A começar, claro, pela própria definição do elenco principal: Zhang Ziyi, Michelle Yeoh e Gong Li são figuras já eternizadas no imaginário iconográfico do cinema oriental. Ziyi é a mais recente delas e vem traçando caminho de enorme sucesso, tornando-se carinha conhecida no Ocidente com O Tigre e o Dragão e O Clã das Adagas Voadoras; Yeoh vem de filmes de ação e aventura, o que lhe ajudou a ganhar um papel em 007 – O Amanhã Nunca Morre em 1997 e de também entregar seu charme e carisma em O Tigre e o Dragão; e Li é a mais conceituada das três, musa de Zhang Yimou desde o começo (sendo Lanternas Vermelhas o filme mais conhecido dessa fase) e atriz de renome mundial. Chamar todas elas para uma superprodução norte-americana é garantir um mínimo de visibilidade e bilheteria. Serem de nacionalidade distinta a das personagens que interpretam passa a ser mero detalhe.
Para não sermos implicantes e injustos com Marshall, pensemos
em seu novo trabalho tentando deixar de lado a discussão do
elenco. Ainda assim, Memórias... emana fragilidade por
quase todo canto. É, sem qualquer tipo de discrição, um filme
ocidental para platéias ocidentais sobre uma tradição oriental
fora dos padrões “conhecidos” dos espectadores aos quais ele
é voltado.

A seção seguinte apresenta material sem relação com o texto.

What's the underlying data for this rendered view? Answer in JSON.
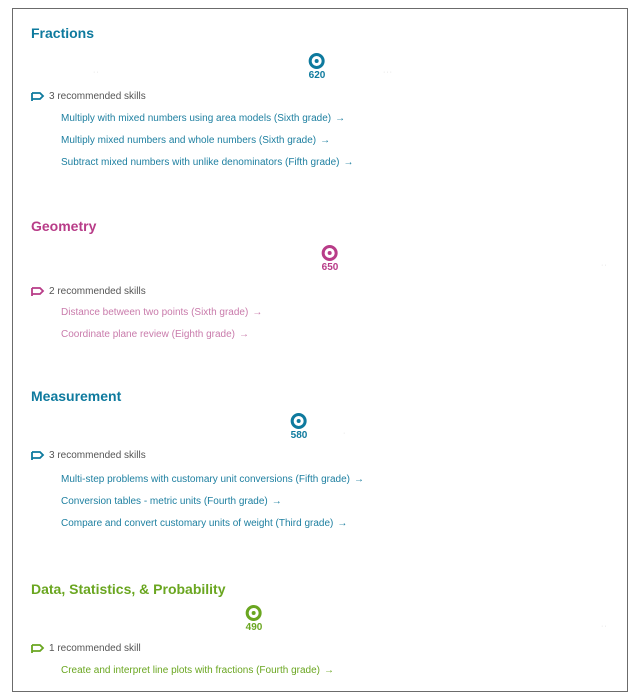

Sendo um filme de Hollywood, isso significa tudo,
menos sutileza. Todo movimento em cena é precedido de uma explicação,
cada fala ou termo é seguido de um momento "glossário",
em que alguém na tela precisa definir detalhadamente o significado
das palavras. Não é dado ao público o prazer da descoberta,
o gosto pelo desconhecido que se descortinaria aos olhos e através
das imagens. Para Rob Marshall, é preciso inteirar a quem assiste
do que, afinal, se está dizendo, num mecanismo irritante de
"fala-explica-entende" que, não fosse a simples premissa
de desconsiderar a inteligência de quem vê, atravanca alguns
pontos da narrativa.
O primeiro terço de filme até instiga a descobrirmos junto com
a pequena Chiyo o novo mundo no qual ela se vê inserida – e
a dor de ser obrigada a se adaptar a este mundo. Ela simboliza
o nosso próprio olhar, e junto com ela tentamos decifrar os
códigos e aceitá-los. Mas quando Chiyo cresce (e vira Zhang
Ziyi), o filme diminui, tornando-se um drama lacrimoso dos mais
rotineiros e fantasiosos. Mais do que isso, Memórias de uma
Gueixa vira um filme folclórico. A beleza do figurino e
da direção de arte, da trilha sonora e da maquiagem, são fumaça
para tentar tirar a atenção de um enredo que nada tem a dizer,
exceto ser o mais didático possível na utilização do melodrama
travestido de filme "de arte" sobre o misterioso e
envolvente cotidiano das gueixas.
Basta pensar no gancho que movimenta a ação: Chiyo só encontra
motivação para continuar vivendo após sentir forte atração por
um senhor que lhe paga um sorvete. A partir dali, ela vai apenas
pensar nesse homem, sempre chamado de "presidente",
e forçar seu caminho a cruzar com o dele. Ser gueixa acaba vindo
como acaso do destino – ou nem bem isso, como o desfecho vai
nos revelar. Antes disso, obviamente, haverá todo tipo de obstáculo
a Sayuri, incluindo aí a "vilã" da história (Gong
Li) que, como em toda trama maniqueísta e simplista, precisa
fazer as piores atrocidades contra a mocinha – e aqui, a ordinária
antagonista cria até uma discípula, tornada tão maldosa quanto
ela.
Em meio às farpas trocadas, Marshall nos apresenta (literalmente) as gueixas e seus costumes, numa visão razoavelmente viciada não de como esse universo deveria ser, mas de como ele, Marshall, e todo o seu imaginário deslumbrado por cores e formas acima de idéias e significado, pensa que esse universo era. A seqüência em que Chiyo treina e aprende a se tornar uma gueixa, por exemplo, é filmada como se a garota estivesse se transformando num super-herói, com direito, inclusive, a nova identidade – Sayuri, no caso – e uma tutora (Michelle Yeoh) que lhe transmite todos os ensinamentos necessários e lhe passa a lição final para a moça se tornar definitivamente a maior das gueixas.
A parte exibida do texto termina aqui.